Shang Peng, Wang Yuling
College of Information Engineering, East China University of Technology, Nanchang 330000, P.R. China.
Jiangxi Engineering Technology Research Center of Nuclear Geoscience Data Science and system, East China University of Technology, Nanchang 330000, P.R. China.
Sheng Wu Yi Xue Gong Cheng Xue Za Zhi. 2025 Apr 25;42(2):246-254. doi: 10.7507/1001-5515.202410042.
Aiming at the problems of low accuracy and large difference of segmentation boundary distance in anterior cruciate ligament (ACL) image segmentation of knee joint, this paper proposes an ACL image segmentation model by fusing dilated convolution and residual hybrid attention U-shaped network (DRH-UNet). The proposed model builds upon the U-shaped network (U-Net) by incorporating dilated convolutions to expand the receptive field, enabling a better understanding of the contextual relationships within the image. Additionally, a residual hybrid attention block is designed in the skip connections to enhance the expression of critical features in key regions and reduce the semantic gap, thereby improving the representation capability for the ACL area. This study constructs an enhanced annotated ACL dataset based on the publicly available Magnetic Resonance Imaging Network (MRNet) dataset. The proposed method is validated on this dataset, and the experimental results demonstrate that the DRH-UNet model achieves a Dice similarity coefficient (DSC) of (88.01±1.57)% and a Hausdorff distance (HD) of 5.16±0.85, outperforming other ACL segmentation methods. The proposed approach further enhances the segmentation accuracy of ACL, providing valuable assistance for subsequent clinical diagnosis by physicians.
针对膝关节前交叉韧带(ACL)图像分割中存在的精度低、分割边界距离差异大等问题,本文提出了一种融合扩张卷积和残差混合注意力U型网络(DRH-UNet)的ACL图像分割模型。
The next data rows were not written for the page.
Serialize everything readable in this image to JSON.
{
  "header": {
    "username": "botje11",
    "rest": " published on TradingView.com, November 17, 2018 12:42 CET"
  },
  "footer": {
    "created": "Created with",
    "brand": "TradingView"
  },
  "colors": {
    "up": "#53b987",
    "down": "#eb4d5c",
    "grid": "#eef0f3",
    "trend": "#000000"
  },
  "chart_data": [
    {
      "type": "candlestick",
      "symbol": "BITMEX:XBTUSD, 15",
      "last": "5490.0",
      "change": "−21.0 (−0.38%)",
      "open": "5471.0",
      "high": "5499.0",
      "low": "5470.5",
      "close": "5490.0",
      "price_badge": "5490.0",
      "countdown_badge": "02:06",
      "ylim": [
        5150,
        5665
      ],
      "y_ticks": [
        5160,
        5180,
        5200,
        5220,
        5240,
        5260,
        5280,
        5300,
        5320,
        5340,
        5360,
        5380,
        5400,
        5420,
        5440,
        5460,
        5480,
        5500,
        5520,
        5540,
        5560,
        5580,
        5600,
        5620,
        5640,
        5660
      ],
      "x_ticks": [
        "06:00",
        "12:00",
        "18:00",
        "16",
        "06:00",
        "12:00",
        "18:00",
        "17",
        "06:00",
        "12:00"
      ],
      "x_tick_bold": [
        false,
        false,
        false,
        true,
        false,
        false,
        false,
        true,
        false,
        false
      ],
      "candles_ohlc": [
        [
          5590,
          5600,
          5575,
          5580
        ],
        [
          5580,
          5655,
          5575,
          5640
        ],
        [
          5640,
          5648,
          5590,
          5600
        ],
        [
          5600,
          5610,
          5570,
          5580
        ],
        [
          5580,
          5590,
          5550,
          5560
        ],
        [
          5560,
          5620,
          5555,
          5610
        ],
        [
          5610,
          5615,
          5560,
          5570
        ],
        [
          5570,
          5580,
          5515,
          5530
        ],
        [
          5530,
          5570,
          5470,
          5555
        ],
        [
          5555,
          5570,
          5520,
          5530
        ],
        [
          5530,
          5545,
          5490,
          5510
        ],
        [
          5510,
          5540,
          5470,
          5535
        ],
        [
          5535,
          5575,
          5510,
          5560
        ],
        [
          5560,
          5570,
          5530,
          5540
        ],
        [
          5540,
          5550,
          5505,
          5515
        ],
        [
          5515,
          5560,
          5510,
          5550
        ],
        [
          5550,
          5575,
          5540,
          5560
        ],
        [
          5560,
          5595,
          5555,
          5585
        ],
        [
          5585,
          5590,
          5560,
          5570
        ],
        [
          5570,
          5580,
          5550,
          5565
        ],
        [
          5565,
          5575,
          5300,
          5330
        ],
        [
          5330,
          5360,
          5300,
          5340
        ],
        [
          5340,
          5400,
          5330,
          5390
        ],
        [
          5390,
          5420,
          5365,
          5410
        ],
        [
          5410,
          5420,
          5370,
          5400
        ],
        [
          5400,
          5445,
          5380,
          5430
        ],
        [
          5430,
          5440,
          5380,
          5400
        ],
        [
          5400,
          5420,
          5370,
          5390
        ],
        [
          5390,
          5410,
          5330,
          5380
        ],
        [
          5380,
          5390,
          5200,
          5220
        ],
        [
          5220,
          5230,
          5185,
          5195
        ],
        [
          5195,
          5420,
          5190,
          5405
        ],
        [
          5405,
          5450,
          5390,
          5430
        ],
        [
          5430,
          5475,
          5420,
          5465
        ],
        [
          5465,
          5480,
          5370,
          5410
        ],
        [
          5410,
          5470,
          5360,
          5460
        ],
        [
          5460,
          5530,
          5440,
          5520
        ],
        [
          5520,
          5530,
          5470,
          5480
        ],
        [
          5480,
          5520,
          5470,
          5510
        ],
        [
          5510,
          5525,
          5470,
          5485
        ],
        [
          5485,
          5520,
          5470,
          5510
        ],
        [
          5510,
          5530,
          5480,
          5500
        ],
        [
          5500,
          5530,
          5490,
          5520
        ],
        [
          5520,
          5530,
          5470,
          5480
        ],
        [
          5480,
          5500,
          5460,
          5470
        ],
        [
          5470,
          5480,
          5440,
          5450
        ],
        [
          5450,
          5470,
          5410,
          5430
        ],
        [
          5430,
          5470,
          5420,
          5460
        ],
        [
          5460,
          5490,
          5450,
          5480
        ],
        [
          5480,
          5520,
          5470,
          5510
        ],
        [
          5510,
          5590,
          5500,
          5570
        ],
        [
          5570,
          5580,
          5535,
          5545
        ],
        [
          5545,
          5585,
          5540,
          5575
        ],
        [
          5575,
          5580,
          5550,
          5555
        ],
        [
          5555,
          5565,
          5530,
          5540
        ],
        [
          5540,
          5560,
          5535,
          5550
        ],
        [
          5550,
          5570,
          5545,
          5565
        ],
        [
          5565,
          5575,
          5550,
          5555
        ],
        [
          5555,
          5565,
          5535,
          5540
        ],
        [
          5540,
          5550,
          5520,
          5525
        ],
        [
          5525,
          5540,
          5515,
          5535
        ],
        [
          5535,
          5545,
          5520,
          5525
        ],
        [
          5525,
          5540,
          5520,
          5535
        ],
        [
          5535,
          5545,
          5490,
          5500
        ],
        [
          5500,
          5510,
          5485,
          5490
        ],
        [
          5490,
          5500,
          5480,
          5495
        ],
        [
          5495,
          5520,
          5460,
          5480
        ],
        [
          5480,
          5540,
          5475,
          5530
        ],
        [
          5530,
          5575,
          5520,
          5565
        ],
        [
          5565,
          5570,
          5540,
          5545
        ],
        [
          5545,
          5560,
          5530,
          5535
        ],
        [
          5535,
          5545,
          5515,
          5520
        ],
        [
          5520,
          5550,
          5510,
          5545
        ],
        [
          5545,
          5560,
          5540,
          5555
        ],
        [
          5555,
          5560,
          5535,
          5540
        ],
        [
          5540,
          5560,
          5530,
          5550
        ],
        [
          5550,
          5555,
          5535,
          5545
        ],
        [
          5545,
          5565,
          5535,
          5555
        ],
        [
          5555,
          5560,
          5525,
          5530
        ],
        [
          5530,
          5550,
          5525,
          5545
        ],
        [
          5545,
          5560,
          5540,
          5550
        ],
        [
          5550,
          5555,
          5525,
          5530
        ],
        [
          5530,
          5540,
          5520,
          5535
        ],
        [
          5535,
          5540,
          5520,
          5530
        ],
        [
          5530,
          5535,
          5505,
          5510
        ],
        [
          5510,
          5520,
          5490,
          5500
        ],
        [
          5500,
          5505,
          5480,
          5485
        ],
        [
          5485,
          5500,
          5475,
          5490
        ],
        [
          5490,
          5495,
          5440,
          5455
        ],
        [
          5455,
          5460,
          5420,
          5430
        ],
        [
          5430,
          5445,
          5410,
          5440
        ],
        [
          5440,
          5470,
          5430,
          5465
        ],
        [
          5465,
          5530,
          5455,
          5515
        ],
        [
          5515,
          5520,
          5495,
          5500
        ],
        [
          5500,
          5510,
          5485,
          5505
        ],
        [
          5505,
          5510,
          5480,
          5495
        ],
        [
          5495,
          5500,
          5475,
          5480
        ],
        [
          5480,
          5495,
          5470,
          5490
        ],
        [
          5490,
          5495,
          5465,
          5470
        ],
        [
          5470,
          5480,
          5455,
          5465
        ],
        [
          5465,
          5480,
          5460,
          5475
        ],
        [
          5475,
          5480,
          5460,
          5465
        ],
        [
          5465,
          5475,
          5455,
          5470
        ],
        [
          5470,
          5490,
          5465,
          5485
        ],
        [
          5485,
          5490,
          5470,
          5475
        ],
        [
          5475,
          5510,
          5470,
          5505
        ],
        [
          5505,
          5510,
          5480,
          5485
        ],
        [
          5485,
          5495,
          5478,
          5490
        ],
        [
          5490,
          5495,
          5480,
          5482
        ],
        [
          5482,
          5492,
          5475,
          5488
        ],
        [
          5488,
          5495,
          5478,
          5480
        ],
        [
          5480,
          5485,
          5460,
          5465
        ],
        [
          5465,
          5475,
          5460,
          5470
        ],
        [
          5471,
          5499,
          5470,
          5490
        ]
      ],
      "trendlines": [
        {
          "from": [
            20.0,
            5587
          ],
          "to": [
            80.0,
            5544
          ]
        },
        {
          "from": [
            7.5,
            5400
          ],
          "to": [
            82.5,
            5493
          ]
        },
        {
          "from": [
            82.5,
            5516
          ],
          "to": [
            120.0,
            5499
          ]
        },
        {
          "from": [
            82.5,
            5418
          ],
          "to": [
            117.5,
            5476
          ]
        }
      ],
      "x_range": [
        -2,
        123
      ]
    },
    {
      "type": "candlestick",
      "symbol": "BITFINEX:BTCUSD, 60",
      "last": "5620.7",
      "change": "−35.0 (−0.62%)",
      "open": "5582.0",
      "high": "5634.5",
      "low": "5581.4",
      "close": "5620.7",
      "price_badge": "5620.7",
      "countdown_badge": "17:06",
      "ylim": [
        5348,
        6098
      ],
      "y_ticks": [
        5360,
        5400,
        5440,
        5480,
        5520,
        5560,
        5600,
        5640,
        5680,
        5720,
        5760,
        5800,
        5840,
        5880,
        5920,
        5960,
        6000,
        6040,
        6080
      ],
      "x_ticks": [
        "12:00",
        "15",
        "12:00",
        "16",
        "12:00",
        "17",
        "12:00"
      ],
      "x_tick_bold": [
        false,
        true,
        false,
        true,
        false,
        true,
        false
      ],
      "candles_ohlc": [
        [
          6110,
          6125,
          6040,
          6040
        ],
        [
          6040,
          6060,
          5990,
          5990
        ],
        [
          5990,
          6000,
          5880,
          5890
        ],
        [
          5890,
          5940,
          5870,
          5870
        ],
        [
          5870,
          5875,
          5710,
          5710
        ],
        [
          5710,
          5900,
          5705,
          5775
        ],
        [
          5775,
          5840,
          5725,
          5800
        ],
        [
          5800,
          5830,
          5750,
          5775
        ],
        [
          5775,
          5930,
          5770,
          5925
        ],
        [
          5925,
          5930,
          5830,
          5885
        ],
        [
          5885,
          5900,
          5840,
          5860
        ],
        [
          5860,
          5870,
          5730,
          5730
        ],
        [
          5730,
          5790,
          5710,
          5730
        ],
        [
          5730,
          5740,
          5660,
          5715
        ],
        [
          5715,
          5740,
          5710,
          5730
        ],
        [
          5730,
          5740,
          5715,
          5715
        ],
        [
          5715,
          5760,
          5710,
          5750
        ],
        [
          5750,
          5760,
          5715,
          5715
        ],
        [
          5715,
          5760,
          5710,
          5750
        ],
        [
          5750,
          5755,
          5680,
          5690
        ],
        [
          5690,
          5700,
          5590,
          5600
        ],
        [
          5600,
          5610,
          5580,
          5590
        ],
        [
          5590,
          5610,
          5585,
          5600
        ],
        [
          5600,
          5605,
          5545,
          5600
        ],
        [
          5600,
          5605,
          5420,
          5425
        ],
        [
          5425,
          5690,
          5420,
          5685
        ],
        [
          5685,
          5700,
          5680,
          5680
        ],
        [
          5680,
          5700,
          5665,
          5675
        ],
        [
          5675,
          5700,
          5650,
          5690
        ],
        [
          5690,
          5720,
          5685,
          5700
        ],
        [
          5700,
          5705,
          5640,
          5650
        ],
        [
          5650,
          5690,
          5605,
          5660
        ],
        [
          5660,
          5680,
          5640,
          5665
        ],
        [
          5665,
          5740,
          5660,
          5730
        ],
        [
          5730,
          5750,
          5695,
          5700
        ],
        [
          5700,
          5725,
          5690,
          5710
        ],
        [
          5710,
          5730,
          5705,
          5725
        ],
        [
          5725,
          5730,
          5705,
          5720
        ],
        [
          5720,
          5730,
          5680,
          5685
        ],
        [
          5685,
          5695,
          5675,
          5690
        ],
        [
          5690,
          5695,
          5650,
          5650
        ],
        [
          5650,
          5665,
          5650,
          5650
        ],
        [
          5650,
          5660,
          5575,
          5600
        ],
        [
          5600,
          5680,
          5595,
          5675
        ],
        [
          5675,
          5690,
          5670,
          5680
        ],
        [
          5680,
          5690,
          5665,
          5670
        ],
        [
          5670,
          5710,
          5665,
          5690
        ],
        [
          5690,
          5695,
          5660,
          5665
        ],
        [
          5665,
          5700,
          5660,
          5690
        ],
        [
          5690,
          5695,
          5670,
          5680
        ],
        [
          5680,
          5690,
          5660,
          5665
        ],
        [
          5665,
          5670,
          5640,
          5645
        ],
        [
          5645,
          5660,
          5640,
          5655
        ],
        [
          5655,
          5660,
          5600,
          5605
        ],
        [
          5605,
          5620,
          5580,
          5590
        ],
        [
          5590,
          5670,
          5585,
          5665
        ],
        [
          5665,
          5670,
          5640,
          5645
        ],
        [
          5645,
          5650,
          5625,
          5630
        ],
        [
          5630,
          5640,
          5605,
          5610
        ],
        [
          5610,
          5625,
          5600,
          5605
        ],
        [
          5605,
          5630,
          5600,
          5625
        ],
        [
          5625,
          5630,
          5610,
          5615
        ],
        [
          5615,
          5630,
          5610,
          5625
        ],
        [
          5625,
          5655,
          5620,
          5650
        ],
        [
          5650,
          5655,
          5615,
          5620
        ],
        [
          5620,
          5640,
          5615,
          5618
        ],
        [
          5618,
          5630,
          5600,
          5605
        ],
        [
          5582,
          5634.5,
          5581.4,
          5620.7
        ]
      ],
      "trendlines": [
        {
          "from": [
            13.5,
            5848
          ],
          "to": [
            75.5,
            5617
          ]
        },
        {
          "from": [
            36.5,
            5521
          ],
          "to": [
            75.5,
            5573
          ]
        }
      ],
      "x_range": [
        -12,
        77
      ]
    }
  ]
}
所提出的模型基于U型网络(U-Net)构建,通过引入扩张卷积来扩大感受野,从而更好地理解图像中的上下文关系。此外,在跳跃连接中设计了一个残差混合注意力模块,以增强关键区域中关键特征的表达并减小语义差距,从而提高对ACL区域的表示能力。本研究基于公开可用的磁共振成像网络(MRNet)数据集构建了一个增强注释的ACL数据集。在所构建的数据集上对所提方法进行了验证,实验结果表明,DRH-UNet模型的骰子相似系数(DSC)达到了(88.01±1.57)%,豪斯多夫距离(HD)为5.16±0.85,优于其他ACL分割方法。所提方法进一步提高了ACL的分割精度,为医生后续的临床诊断提供了有价值的帮助。